プラスミド性能を改善するTEM-1β-ラクタマーゼの抗生物質効率の高い遺伝カセット

抗生物質耐性カセットは、組換えDNA技術、合成生物学、および代謝工学に不可欠なツールです。TEM-1β-ラクタマーゼ（TN3.1と表現）をコードする遺伝子カセットは、最も一般的に使用されているものの1つであり、120を超える市販の細菌発現プラスミド（例えば、PET、PUC、PGEM、PQE、PGEX、PBAD、およびPSEVAシリーズ）。カセットで広く認められている問題は、培地でβ-ラクタム抗生物質を急速に分解するβ-ラクタマーゼの過度に高い力価を生成し、選択的圧力の喪失につながること、そして最終的にはプラスミドを持たない細胞の大部分が生成されることです。。これらの欠点に対処するために、β-ラクタマーゼの最小レベル（TN3.1minを示します）を表す次世代バージョンを設計しました。また、標準のヨーロッパベクターアーキテクチャ（SEVA）（AP（PSEVA＃1min--）と記載）と互換性のあるバージョンを設計しました。TN3.1minまたはAP（PSEVA＃1min-）を含む発現プラスミドは、5倍低い濃度のβ-ラクタム抗生物質を使用して選択でき、培地中のβ-ラクタム抗生物質の半減期の増加から利益を得ることができます（3〜10倍）。さらに、培養内のより多くの細胞がプラスミドを保持しています。要約すると、抗生物質消費を減らし（抗生物質スチュワードシップの不可欠な部分）、細菌細胞工場のプラスミド性能を改善するTEM-1β-ラクタマーゼをコードする2つの抗生物質効率の高い遺伝カセットを提示します。

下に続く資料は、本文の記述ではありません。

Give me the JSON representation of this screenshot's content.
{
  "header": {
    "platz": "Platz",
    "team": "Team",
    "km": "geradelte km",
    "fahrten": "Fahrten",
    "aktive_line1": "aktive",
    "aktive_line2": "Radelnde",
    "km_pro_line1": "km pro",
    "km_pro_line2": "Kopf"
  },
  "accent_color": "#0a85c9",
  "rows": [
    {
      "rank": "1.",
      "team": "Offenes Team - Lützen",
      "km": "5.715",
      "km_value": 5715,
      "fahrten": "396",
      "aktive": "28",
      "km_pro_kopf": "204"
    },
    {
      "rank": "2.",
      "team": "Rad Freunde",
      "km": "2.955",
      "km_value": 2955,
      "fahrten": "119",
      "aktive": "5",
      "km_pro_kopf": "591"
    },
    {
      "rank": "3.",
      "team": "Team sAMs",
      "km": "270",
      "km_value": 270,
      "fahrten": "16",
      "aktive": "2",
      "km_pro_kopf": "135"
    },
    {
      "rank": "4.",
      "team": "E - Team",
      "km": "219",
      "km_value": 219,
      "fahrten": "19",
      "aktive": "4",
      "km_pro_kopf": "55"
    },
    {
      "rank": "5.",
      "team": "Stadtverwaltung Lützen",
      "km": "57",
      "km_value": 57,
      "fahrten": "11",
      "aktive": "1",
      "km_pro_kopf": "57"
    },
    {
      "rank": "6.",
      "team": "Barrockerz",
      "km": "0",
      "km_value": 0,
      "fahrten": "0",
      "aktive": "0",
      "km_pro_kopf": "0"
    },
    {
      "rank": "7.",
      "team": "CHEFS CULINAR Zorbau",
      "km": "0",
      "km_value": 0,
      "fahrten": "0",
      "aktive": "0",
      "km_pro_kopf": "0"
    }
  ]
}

Antibiotic resistance cassettes are indispensable tools in recombinant DNA technology, synthetic biology, and metabolic engineering. The genetic cassette encoding the TEM-1 β-lactamase (denoted Tn3.1) is one of the most commonly used and can be found in more than 120 commercially available bacterial expression plasmids (e.g., the pET, pUC, pGEM, pQE, pGEX, pBAD, and pSEVA series). A widely acknowledged problem with the cassette is that it produces excessively high titers of β-lactamase that rapidly degrade β-lactam antibiotics in the culture media, leading to loss of selective pressure, and eventually a large percentage of cells that do not have a plasmid. To address these shortcomings, we have engineered a next-generation version that expresses minimal levels of β-lactamase (denoted Tn3.1MIN). We have also engineered a version that is compatible with the Standard European Vector Architecture (SEVA) (denoted Ap (pSEVA#1MIN--)). Expression plasmids containing either Tn3.1MIN or Ap (pSEVA#1MIN--) can be selected using a 5-fold lower concentration of β-lactam antibiotics and benefit from the increased half-life of the β-lactam antibiotics in the culture medium (3- to 10-fold). Moreover, more cells in the culture retain the plasmid. In summary, we present two antibiotic-efficient genetic cassettes encoding the TEM-1 β-lactamase that reduce antibiotic consumption (an integral part of antibiotic stewardship), reduce production costs, and improve plasmid performance in bacterial cell factories.